Introduction of Beirut
City in W Lebanon on the Mediterranean Sea. An ancient Phoenician city, it was a well-known trading center after 1500 b.c. It was an important city under the Seleucids and even more so from 64 b.c. under the Romans. A notable school of law existed here in the third century a.d. Beirut fell to the Arabs in 635 and was held until 1110 when the forces of the First Crusade under Baldwin I captured it and made it part of the Latin Kingdom of Jerusalem. It continued in this status until 1291, even though Saladin, the Muslim warrior and sultan of Egypt, besieged it in 1182. It was part of the Ottoman Empire, with the Druses in control, after 1517.

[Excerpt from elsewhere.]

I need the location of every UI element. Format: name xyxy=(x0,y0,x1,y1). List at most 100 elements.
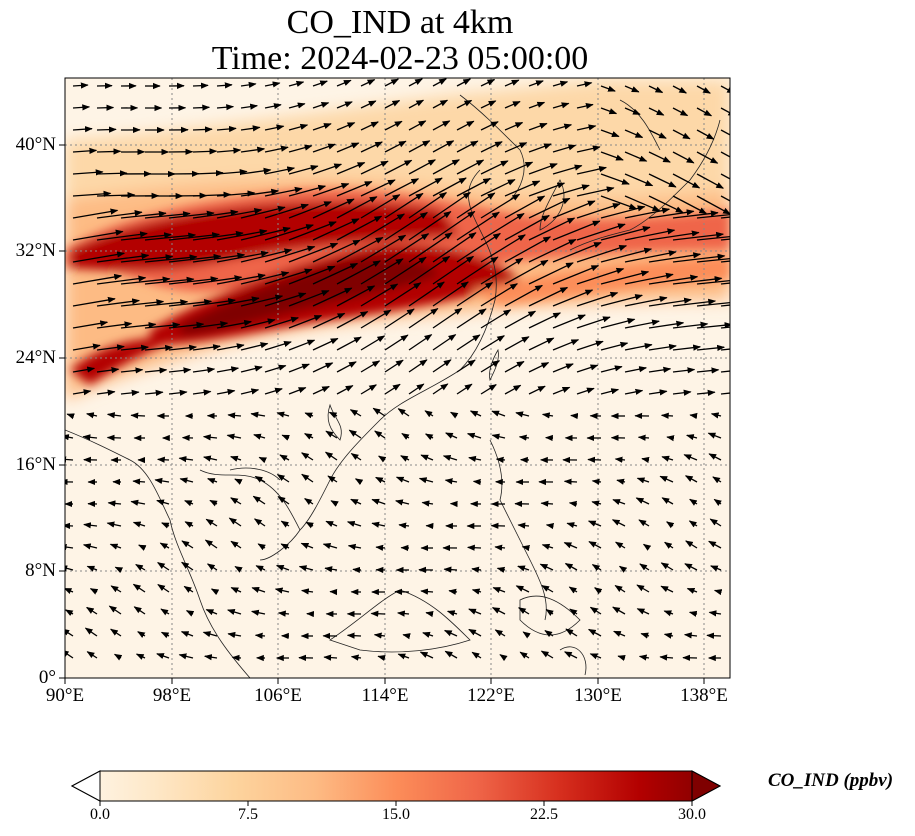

When the Egyptians revolted against the Ottoman Turks in the 19th century, Beirut fell to them in 1830; however, 10 years later the British and the French intervened against the Egyptians, captured the city, and returned it to Turkish authority. During World War I Beirut was taken by French troops in 1918 and in 1920 became the capital of Lebanon under a French mand ate from the League of Nations. The Free French and the British took control of the city in 1941 during World War II, and in 1945 it became the capital of an independent Lebanon. The city was the site of several Palestinian refugee camps and a scene of great unrest, guerrilla fighting, and terrorist acts between Christians and Muslims. In 1970 the Palestine Liberation Organization (PLO) moved its headquarters to Beirut. Christian Phlangist forces acted to curb PLO attacks on northern Israel, which helped to cause an alliance of PLO and Lebanese Muslim militias in civil war in the streets of Beirut by 1975. In June 1982 Israeli forces besieged and entered the city, forcing the PLO forces to depart. In September 1982, despite the Israeli presence, there was a massacre of the Palestinians remaining in the camps by Christian Phalangists. In 1983, a terrorist bombing partially destroyed the U.S. embassy in Beirut, killing 50 people. Later that year, 260 U.S. Marines and 60 French soldiers were killed in Beirut when a truck filled with explosives was driven into their military compound. U.S. and French forces were withdrawn in 1984. Israeli forces withdrew from Beirut and much of Lebanon in 1985. Throughout the 1980s the city was a base for a number of militant extremist groups. In 1990 Christian and Muslim militias withdrew, ending the division of Beirut and returning it to the control of the national government. Much of the city has been badly damaged and its economy destroyed by years of civil war, but has since been rebuilt, making Beirut again a cultural and commercial center of the Middle East.